Solid was a simple child, often entertaining himself on the farm by quietly sneaking up on cows and silently tipping them over. Eventually he moved on to playing "G.I. Joe" with some buddies outside the local Popeye's Chicken, and it was here where he first happened upon the mullet look.

Many years later, Snake has risen to become one of the top agents in his field and a true video game superstar. Still, he retains the mullet.

Which just goes to show: you can take the secret agent out of the rednecks but you can't take the redneck out of the secret agent...unless you give him a haircut, I guess.


It's What We Do!
From: "Eric Bolam" (***
Subject: what the.......
what the hell is that reviewing this gay ass pin ball game you 
guyz are pathetic you know you shouldnt waste your damn time on a 
stupid gay game like that. Why dont review some other sh*t like oh 
i dont quest for glory V again or something. Any thing except that, 
that was pathetic no wonder gamespot is better then you guys at 
least they update there page every freaking day and there at all 
the freaking e3 and computer gaming shows you guyz just planly suck 
now i know where to hang out at
Hello Eric,

Excellent letter. Way to argue. And way to spell! We suggest first looking into a Dictionary. Then, we recommend looking into the definition of the word "gay," as you really seem to like it.

Why did we review KISS Pinball? Well, because it's a game, and contrary to popular opinion, reviewing games is what we do here. By the way, Gamespot reviewed it too. Does that make them as stupid as us? Woohoo!

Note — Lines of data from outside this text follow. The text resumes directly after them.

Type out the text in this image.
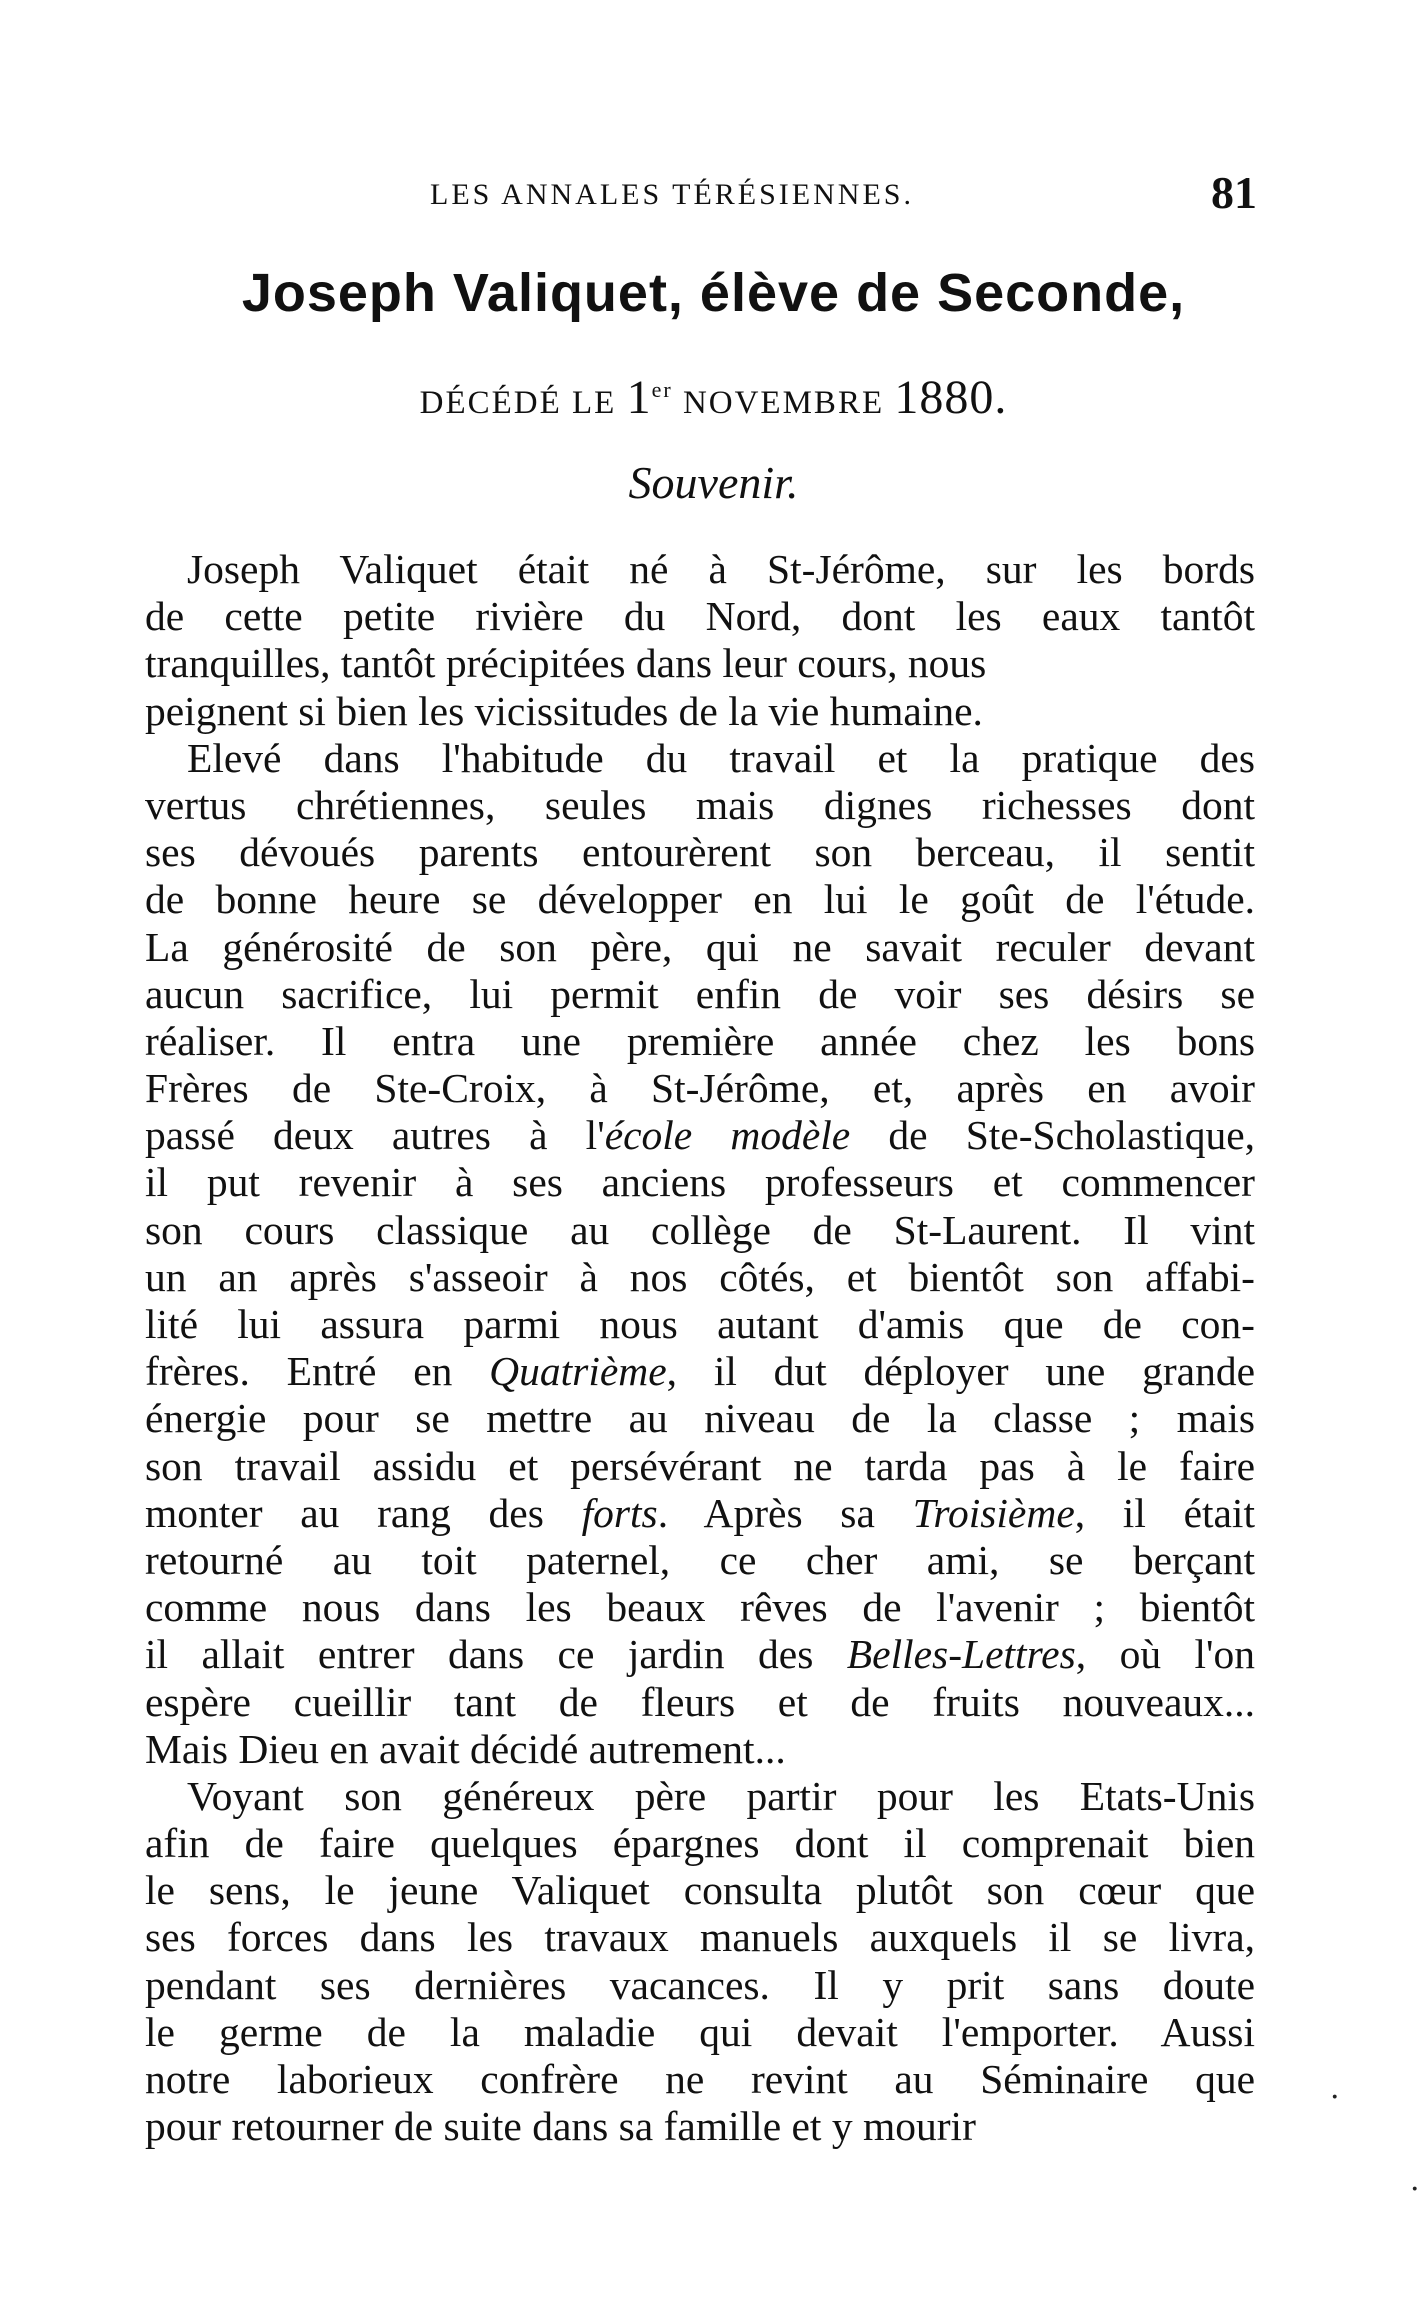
LES ANNALES TÉRÉSIENNES.	81
Joseph Valiquet, élève de Seconde,
DÉCÉDÉ LE 1er NOVEMBRE 1880.
Souvenir.
Joseph Valiquet était né à St-Jérôme, sur les bords
de cette petite rivière du Nord, dont les eaux tantôt
tranquilles, tantôt précipitées dans leur cours, nous
peignent si bien les vicissitudes de la vie humaine.
Elevé dans l'habitude du travail et la pratique des
vertus chrétiennes, seules mais dignes richesses dont
ses dévoués parents entourèrent son berceau, il sentit
de bonne heure se développer en lui le goût de l'étude.
La générosité de son père, qui ne savait reculer devant
aucun sacrifice, lui permit enfin de voir ses désirs se
réaliser. Il entra une première année chez les bons
Frères de Ste-Croix, à St-Jérôme, et, après en avoir
passé deux autres à l'école modèle de Ste-Scholastique,
il put revenir à ses anciens professeurs et commencer
son cours classique au collège de St-Laurent. Il vint
un an après s'asseoir à nos côtés, et bientôt son affabi-
lité lui assura parmi nous autant d'amis que de con-
frères. Entré en Quatrième, il dut déployer une grande
énergie pour se mettre au niveau de la classe ; mais
son travail assidu et persévérant ne tarda pas à le faire
monter au rang des forts. Après sa Troisième, il était
retourné au toit paternel, ce cher ami, se berçant
comme nous dans les beaux rêves de l'avenir ; bientôt
il allait entrer dans ce jardin des Belles-Lettres, où l'on
espère cueillir tant de fleurs et de fruits nouveaux...
Mais Dieu en avait décidé autrement...
Voyant son généreux père partir pour les Etats-Unis
afin de faire quelques épargnes dont il comprenait bien
le sens, le jeune Valiquet consulta plutôt son cœur que
ses forces dans les travaux manuels auxquels il se livra,
pendant ses dernières vacances. Il y prit sans doute
le germe de la maladie qui devait l'emporter. Aussi
notre laborieux confrère ne revint au Séminaire que
pour retourner de suite dans sa famille et y mourir
·
·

P.S. We'll be sure to tell the Gamespot guys that you like their website when we see them at E3.

From: "Jaraxle" (***
Subject: You Guys Rock! III
Hey, this is the third letter I have written to you 
guys about how much Game Revolution kicks ass. Well 
now to the first order of business.... THANK YOU!!!!
I just received Command & Conquer Collector's Edition
and the bonus Ready 2 Rumble Boxing 2 key chain. I 
must admit I knew of Sal Magicpants because my head 
has been taken by that demon with a 007 license many 
times over. I will not give my screen name in hope 
that some day I will be able to sneak up and take out 
SMp some day [hopes]. I read a lot of the GR mail bag 
and don't understand the hate mail that is directed 
at you guys for your reviews. I read a lot of the 
competition on the net and the stand, they don't hold 
a candle, zip, nadda. I mean a lot of the reviews in 
magazines are completely biased. I guess its because 
they don't want to piss off the developers who send 
them stuff early. Frankly I don't care if I have to 
wait a week to get a good review after the launch of 
a game. It's a hell of a lot better then blowing 50 
bucks on a piece of crap that I can only get 10 bucks 
back for. i.e.. almost bought Superman for N64 
[shudders]. Well your reviews which are always 
straight forward are a welcome reprieve from the 
horrid showers of wasted web space that clog the 
online gaming world. Thank You for C&C2 R.A.I will 
play it as soon as I send this off. It will do me 
good to have a brief interlude form Black & White. 
Maybe I will eat too, ahh yes I think I remember what 
food taste like! the sneaky bastard who will try to 
take Sal Magicpants head!
Howdy Jaraxle,

Congratulations on winning the contest! And thanks for all the nice comments. We always knew we could buy reader affection.

Glad you liked the keychain. We were going to give away a brand new pair of Nikes as the bonus prize, but then Ben reminded us that we need to get to E3 and that they'd fetch a good lump of cash.


P.S. Maybe you can talk to our friend Eric who wrote the previous letter. I think we have some Knockout Kings promotional Brass Knuckles laying around here somewhere...

Plastic Men and The Gamers Who Love Them!
From: "Stingray" (***
Subject: ARMY MEN
What is wrong with you people? I agree that almost every 
ON THE PLAYSTATION! what's that If your going to say a 
series is bad review the whole sereis 
Hi Sting,

Look, we've tried to review as many Army Men games as possible, but FOR THE LOVE OF GOD, THEY MAKE OUR EYES BLEED! Please try to understand.


Big Screen Zombies!
From: M.Trent Reznor (***
Subject: $%^%%*
hey do you have any info on the resident evil movie? 
I think your site is cool but why in a letter if somone 
says f*** you bleep it out but in penny arcade you don't. 
and you never update that gay thing little gamers you just 
change the date it is the essay one every time
Hey Mr. Reznor,

Since we love your weird band, we found some info regarding Resident Evil: Ground Zero, the movie adaptation to the Resident Evil series by Capcom.

The movie is based on the events that transpired in the original Resident Evil game and is starring David Boreanaz (Buffy TVS); Milla Jovovich (Alice); Michelle Rodriguez (Rain); Eric Mabius (unconfirmed); James Purefoy and Heike Makatsch.

There were rumors that Bruce (hell yeah!) Campbell was to star as Chris Redfield, Robert Patrick (liquid metal guy from Terminator 2) was to play the sinster Wesker, and either Samuel L. Jackson or Danny Glover were to play the scarcely seen Kenneth Shall, but these are all unconfirmed and unfounded.

More in-depth information can be found here.

- if somone says f*** you bleep it out but in penny 
arcade you don't.

Our parents don't allow us to swear. Brian says he still has the taste of soap in his mouth from the last time he said "shucks dernit" within ear-shot of his mother.